IL PRINCIPIO DEL PLURALISMO SINDACALE NON VALE SOLO SUL VERSANTE DEI LAVORATORI, MA ANCHE SU QUELLO DELLE IMPRESE – NON È AFFATTO MALE CHE MODELLI DIVERSI DI CONTRATTAZIONE COLLETTIVA SI CONFRONTINO E COMPETANO
Intervista a cura di Nando Santonastaso, pubblicata sul Mattino di Napoli il 15 dicembre 2011 – Per reperire tutti gli altri documenti on line su questo sito relativi agli accordi di Pomigliano, Mirafiori e Grugliasco e le loro conseguenze, v. il portale La vicenda Fiat
Professor Pietro Ichino, nel giorno della nuova Panda, si chiude o inizia la stagione di Marchionne contro il vecchio sistema di relazioni industriali?
A giugno l’accordo interconfederale firmato da da Confindustria, Cgil, Cisl e Uil aveva aperto, in ritardo di diversi anni rispetto agli altri maggiori Paesi europei, una stagione nuova, caratterizzata dal decentramento della contrattazione collettiva, nel sistema delle relazioni industriali governato da quelle confederazioni. Ora, con la firma del contratto Fiat “di primo livello”, cioè nazionale, si apre una stagione nuova anche all’esterno di quel sistema.
Che cosa vuol dire?
Il principio costituzionale del pluralismo sindacale non vale soltanto per i lavoratori, ma anche per gli imprenditori. Sono liberi di non iscriversi alle loro grandi confederazioni di settore e di far nascere dei sistemi di relazioni sindacali diversi, se hanno dall’altra parte del tavolo un sindacato vero che sia disponibile a contrattare. È esattamente quello che ha fatto Marchionne.
Quindi lei dà un giudizio positivo su questa vicenda?
Una volta esclusi sul serio i sindacati “di comodo”, che sono vietati dall’articolo 17 dello Statuto dei Lavoratori, il fatto che modelli diversi di relazioni industriali possano confrontarsi e competere tra loro è positivo. Può consentire di mettere in rilievo difetti e ritardi del sistema tradizionale.

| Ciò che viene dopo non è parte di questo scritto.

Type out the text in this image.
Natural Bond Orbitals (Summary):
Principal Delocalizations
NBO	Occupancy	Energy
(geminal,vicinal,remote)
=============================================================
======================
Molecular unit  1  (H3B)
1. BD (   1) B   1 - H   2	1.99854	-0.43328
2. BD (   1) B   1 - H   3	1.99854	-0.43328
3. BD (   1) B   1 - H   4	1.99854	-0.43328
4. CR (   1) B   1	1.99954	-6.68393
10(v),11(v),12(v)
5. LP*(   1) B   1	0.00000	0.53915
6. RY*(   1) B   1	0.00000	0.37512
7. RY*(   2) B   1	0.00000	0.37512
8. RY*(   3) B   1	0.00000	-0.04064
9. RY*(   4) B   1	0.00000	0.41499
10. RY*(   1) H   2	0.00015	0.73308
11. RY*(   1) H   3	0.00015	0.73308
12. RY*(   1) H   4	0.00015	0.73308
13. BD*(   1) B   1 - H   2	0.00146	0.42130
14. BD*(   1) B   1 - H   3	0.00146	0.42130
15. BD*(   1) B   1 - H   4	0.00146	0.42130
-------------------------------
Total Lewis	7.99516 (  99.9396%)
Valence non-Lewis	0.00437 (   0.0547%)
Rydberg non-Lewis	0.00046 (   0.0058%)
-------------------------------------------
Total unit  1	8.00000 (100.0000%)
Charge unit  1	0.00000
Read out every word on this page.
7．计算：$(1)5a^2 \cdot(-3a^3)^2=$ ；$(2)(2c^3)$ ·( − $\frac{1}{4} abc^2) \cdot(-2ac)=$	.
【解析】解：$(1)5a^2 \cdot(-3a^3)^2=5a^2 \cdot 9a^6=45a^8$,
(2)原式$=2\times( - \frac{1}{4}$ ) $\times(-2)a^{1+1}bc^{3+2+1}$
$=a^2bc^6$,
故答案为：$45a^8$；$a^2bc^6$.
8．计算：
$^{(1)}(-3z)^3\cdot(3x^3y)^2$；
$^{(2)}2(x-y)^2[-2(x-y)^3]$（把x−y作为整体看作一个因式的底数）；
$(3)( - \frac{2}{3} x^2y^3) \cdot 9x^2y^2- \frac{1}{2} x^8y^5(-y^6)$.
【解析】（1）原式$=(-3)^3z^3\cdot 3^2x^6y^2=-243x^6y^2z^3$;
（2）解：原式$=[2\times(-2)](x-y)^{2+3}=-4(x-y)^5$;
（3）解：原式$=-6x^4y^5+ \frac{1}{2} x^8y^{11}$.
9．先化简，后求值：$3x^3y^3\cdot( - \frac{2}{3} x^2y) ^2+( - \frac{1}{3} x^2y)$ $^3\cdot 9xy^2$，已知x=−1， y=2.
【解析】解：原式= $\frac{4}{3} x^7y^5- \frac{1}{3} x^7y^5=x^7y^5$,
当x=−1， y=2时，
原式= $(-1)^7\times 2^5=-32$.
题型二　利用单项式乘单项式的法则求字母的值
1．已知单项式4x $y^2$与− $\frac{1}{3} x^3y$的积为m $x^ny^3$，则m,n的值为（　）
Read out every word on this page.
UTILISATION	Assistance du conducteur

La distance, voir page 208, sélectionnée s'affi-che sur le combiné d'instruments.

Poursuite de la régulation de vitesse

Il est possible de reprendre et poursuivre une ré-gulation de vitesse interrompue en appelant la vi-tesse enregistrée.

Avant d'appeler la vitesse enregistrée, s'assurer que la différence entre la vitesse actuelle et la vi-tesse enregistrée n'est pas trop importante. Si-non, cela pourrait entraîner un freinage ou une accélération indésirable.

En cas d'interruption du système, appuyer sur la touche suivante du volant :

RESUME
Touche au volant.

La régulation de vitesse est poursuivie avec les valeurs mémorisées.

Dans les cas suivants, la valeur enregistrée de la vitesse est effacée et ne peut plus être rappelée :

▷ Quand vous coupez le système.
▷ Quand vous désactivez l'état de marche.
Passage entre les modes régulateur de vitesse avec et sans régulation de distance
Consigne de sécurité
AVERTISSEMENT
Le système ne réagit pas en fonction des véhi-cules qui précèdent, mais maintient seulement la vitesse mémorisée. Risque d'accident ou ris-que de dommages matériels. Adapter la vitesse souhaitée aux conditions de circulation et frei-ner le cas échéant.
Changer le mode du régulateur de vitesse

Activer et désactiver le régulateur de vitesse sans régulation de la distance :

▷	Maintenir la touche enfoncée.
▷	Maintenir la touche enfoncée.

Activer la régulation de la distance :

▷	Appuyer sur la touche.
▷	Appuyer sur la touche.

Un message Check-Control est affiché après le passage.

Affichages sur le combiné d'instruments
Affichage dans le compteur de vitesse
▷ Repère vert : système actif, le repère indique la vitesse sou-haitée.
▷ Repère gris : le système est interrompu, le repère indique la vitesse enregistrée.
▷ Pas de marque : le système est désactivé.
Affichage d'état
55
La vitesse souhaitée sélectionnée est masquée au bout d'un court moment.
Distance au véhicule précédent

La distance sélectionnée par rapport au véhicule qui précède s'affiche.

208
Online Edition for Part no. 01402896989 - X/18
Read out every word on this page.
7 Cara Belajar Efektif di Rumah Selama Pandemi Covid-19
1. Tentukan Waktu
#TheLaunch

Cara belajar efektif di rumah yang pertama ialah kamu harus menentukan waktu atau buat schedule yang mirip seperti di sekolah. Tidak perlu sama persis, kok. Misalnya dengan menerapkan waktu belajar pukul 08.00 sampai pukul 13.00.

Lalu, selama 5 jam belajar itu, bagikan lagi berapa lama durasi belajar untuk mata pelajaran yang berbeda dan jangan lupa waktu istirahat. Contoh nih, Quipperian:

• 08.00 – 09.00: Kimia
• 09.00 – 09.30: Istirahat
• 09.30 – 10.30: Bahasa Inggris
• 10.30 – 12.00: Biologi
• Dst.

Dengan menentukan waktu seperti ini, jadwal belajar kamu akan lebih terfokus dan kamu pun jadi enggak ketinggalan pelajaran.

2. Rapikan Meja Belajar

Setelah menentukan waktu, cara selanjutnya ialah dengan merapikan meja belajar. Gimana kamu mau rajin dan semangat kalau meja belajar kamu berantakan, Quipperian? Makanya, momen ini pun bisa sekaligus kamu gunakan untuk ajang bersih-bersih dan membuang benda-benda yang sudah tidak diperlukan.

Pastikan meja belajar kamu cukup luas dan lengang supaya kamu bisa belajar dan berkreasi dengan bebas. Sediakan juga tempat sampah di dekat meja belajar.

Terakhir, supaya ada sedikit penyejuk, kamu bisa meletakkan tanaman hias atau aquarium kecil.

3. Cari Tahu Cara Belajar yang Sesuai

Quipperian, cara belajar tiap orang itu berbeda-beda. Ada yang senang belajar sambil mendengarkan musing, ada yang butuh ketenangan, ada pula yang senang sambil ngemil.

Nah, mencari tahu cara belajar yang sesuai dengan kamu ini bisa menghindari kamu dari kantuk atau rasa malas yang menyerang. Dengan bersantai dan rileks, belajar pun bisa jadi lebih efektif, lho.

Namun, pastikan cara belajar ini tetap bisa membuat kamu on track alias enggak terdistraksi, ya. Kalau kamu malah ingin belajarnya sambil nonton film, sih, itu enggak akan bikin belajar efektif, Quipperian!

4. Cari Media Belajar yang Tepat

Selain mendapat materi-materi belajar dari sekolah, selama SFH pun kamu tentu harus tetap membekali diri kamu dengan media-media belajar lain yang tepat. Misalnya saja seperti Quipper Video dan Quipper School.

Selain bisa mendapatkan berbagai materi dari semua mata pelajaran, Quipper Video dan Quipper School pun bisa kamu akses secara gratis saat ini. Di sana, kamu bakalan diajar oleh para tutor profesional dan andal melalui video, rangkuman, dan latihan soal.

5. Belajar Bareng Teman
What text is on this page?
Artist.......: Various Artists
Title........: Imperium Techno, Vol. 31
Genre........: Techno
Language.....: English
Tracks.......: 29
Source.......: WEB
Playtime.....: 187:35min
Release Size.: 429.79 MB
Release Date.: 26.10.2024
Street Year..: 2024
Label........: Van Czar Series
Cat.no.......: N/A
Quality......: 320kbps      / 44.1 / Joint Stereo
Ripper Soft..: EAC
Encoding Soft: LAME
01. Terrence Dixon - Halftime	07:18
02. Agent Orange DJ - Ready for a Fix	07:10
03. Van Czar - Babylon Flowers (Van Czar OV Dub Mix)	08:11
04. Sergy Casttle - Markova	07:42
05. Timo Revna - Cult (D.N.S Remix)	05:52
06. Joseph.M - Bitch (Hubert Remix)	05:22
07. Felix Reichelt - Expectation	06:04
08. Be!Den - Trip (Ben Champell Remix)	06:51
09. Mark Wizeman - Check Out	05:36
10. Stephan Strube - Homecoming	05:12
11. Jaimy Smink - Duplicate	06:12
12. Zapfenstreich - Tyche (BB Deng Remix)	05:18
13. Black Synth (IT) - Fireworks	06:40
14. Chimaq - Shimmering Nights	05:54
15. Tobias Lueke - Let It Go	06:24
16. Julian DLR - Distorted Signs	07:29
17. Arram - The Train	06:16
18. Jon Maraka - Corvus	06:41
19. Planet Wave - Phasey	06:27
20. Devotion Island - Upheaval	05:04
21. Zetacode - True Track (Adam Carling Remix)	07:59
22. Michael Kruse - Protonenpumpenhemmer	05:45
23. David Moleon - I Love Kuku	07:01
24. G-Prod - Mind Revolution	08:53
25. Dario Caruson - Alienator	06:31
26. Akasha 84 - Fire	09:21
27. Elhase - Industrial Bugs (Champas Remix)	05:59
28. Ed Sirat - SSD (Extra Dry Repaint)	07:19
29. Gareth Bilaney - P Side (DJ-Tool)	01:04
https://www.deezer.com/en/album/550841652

Che ci sono sicuramente: tant’è vero che quel sistema è riuscito ad autoriformarsi, con l’accordo interconfederale del giugno scorso, soltanto dopo lo “strappo” degli accordi Fiat del 2010.
Ma, entrando nel merito dei contenuti, questo nuovo contratto auto era davvero il meglio che si potesse ottenere dal tavolo azienda-sindacati?
Corrisponde ai terms and conditions praticati in tutto il Gruppo. A Pomigliano, a Mirafiori e a Grugliasco la maggioranza dei lavoratori li ha approvati anche perché sono comunque infinitamente meglio rispetto alla Cassa integrazione, o rispetto al lavoro nei sottoscala controllati dalla camorra. Per il futuro, se vogliamo avere maggiore e migliore possibilità di scelta dobbiamo aprire di più il nostro Paese agli investimenti delle grandi multinazionali: da vent’anni non ce n’è stata più una che abbia realizzato un grande insediamento industriale in Italia.
Si può tenere la Fiom fuori?
In questo caso l’articolo 19 dello Statuto dei Lavoratori lo consente, in quanto la Fiom non è firmataria di alcun contratto collettivo applicabile nell’azienda. È il risultato del referendum del 1995, promosso anche da Rifondazione comunista.
Fa bene la Cgil a chiedere di cambiare questa norma?
Sì. Due anni fa ho presentato con altri 54 senatori PD un disegno di legge che attribuisce alla coalizione sindacale maggioritaria il potere di stipulare il contratto con efficacia per tutti, anche in deroga al contratto nazionale, e al sindacato minoritario il diritto di non firmare, senza perdere il riconoscimento in azienda. Se quella norma fosse stata in vigore, l’intera vicenda degli accordi Fiat si sarebbe svolta senza lacerazioni. E probabilmente la Fiat sarebbe ancora dentro Confindustria.
Il modello Pomigliano finirà per estendersi anche ad altre categorie produttive private?
Una diffusione a macchia d’olio non mi sembra per nulla probabile. Però esso costituisce un messaggio importante per le altre multinazionali che fossero interessate a investire da noi.
Marchionne è stato vago sul riassorbimento dell’intera manodopera di Pomigliano. Dipenderà dalle incognite di mercato sul nuovo prodotto o dai dubbi del rapporto con Cgil e Fiom?
Non ho alcun titolo per interpretare quel che l’Ad Fiat ha in testa. Una cosa è certa: cioè che la sua scelta circa il dimensionamento degli organici non può essere mirata a discriminare gli iscritti alla Fiom.